Stop Wasting Resources by Chasing False Positives
For companies that are required to conduct Death Master File (DMF) comparisons or those that conduct such comparisons for internal purposes, we challenge you to a test. Let us conduct our full mortality analysis and compare it to yours. We believe you will find two differences:
- More deaths – because Keane Owner Location is likely using a broader set of data
- Fewer false positives – because Keane Owner Location doesn’t just produce possible matches, we validate all matches to save your resources, and precious internal labor hours
Let us supplement your existing efforts so you can free up resources. For those interested in going to the extreme, our “White Glove” approach means a Keane Owner Location team stepping in where you provide mostly oversight. A custom solution can be built that takes over as much or as little of your UP process as you like, including interfacing v with sub-units about data collection.
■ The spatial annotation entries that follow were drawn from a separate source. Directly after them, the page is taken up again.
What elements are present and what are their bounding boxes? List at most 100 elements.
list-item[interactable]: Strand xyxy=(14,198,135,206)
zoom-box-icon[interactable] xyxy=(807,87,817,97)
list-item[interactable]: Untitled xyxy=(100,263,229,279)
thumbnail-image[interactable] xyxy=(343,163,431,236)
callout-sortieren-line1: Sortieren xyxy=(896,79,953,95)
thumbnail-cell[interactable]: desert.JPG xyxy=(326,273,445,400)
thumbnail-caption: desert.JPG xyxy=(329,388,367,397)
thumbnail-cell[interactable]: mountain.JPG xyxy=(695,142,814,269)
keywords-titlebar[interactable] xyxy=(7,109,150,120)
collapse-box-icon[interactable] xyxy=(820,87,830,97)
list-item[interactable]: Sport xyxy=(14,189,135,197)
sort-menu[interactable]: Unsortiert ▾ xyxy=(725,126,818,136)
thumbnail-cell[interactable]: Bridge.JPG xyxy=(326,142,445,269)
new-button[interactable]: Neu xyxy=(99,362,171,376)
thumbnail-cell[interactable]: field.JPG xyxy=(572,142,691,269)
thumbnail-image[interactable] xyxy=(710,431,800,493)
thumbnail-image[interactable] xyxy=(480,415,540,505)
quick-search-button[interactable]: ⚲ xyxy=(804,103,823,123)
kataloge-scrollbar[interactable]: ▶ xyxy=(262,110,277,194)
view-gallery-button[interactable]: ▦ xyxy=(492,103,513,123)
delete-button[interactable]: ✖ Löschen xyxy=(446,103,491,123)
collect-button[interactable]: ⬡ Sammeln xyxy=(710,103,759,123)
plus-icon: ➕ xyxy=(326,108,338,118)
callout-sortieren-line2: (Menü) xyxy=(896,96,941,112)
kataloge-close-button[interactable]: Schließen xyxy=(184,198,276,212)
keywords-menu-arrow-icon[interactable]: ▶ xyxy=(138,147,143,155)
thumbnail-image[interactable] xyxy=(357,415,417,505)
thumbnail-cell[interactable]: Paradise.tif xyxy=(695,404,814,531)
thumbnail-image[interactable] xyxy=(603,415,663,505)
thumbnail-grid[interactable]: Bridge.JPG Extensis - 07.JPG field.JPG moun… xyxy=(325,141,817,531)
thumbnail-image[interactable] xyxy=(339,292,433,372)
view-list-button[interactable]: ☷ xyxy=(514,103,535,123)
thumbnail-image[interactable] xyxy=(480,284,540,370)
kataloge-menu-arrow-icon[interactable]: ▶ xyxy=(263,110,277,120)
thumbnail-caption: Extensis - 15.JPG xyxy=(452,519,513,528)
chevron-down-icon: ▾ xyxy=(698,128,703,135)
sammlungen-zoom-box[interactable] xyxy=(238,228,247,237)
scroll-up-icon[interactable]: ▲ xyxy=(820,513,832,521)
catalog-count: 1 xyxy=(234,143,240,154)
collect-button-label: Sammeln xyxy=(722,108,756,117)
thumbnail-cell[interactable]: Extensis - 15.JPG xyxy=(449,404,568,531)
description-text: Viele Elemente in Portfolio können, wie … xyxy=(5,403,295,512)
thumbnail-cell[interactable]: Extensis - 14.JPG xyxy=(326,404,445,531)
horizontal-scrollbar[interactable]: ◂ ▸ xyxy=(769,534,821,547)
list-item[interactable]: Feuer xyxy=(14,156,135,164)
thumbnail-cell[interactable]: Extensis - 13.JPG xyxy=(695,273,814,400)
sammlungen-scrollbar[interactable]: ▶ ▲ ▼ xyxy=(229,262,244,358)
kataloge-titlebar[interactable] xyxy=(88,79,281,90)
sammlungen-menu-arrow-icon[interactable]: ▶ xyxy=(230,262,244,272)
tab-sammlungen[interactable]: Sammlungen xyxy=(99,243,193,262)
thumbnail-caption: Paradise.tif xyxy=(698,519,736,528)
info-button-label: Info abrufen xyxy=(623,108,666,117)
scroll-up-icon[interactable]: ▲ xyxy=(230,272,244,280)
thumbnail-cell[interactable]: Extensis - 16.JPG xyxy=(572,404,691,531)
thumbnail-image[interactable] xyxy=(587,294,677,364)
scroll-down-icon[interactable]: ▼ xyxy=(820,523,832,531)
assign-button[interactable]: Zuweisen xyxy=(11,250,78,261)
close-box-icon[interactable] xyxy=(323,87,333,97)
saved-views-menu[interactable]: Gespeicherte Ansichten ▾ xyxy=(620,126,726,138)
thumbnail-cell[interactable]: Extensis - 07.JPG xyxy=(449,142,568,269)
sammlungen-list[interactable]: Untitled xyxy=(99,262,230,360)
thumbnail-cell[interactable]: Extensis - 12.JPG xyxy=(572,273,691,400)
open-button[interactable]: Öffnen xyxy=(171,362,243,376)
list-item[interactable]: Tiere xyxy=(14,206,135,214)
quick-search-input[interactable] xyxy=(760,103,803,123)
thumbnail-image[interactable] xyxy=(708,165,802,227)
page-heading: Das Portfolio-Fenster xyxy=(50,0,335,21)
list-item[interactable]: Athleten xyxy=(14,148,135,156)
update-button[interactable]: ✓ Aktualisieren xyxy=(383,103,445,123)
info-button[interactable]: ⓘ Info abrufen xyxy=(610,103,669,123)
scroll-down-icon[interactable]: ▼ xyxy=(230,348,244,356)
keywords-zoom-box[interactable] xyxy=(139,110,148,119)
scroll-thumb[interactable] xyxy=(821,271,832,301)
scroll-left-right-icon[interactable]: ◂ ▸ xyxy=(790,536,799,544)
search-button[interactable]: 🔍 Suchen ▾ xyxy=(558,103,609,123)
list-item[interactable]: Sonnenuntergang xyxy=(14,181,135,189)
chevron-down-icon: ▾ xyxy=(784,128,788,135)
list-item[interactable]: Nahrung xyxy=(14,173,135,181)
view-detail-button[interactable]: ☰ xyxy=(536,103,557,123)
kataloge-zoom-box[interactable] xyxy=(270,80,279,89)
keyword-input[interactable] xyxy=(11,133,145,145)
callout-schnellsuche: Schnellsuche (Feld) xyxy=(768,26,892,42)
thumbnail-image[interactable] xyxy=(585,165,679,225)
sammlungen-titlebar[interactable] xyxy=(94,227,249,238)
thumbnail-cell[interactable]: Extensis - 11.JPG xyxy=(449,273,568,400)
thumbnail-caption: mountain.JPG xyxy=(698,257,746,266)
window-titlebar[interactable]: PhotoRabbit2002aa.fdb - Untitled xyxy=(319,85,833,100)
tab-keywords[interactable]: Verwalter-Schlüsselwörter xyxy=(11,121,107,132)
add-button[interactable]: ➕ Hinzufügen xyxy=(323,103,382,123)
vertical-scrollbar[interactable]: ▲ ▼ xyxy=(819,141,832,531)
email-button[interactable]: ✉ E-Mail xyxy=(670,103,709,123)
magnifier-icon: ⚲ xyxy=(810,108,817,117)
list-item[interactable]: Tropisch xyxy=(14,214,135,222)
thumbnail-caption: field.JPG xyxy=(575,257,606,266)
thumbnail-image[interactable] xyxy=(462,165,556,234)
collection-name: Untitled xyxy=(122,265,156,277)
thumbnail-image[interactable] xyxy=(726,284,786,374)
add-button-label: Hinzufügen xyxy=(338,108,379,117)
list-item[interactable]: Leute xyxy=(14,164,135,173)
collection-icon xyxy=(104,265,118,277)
Some states view UP as a consumer protection act and are not interested in getting in the middle of your transactions with other businesses. Hence, the “business-to-business” (B2B) exemptions you may have heard about over time. Like with everything else that is UP, the guidelines vary by state even in what constitutes a “business.”
Options: Navigate the waters yourself or get help. We can analyze your inventory and provide guidance. Fees apply only if you are successful in reducing your reporting obligation.
Cautions: The wording is definitively and categorically different across the states that make exemptions available. If you attempt to tackle this analysis internally, please assign resources to review the requirements AND to stay UP TO DATE with them. Please also make sure that the work that takes place is comprehensive enough to withstand an audit. For example, some states require that an “ongoing business relationship” be present – who will research it and, more importantly, how and where will they document their proof?
Aggressive Pre-Escheat Cleanup
For many holders a state of limbo exists from when an item reaches 180 days to the moment of dormancy and due diligence. During that time, contact opportunities dwindle. Escheat happens and it happens mostly because of timing. We recommend acting more aggressively and earlier.
Option: Install an aggressive campaign starting when items are no longer subject to internal review, generally when they aged to 365 days (one year) but as early as 180 days. If internal resources are not available, Keane Owner Location creates a custom pre-escheat location (PEL) program that leverages our research and outreach capabilities. Pricing is on a success basis – no success, no fee.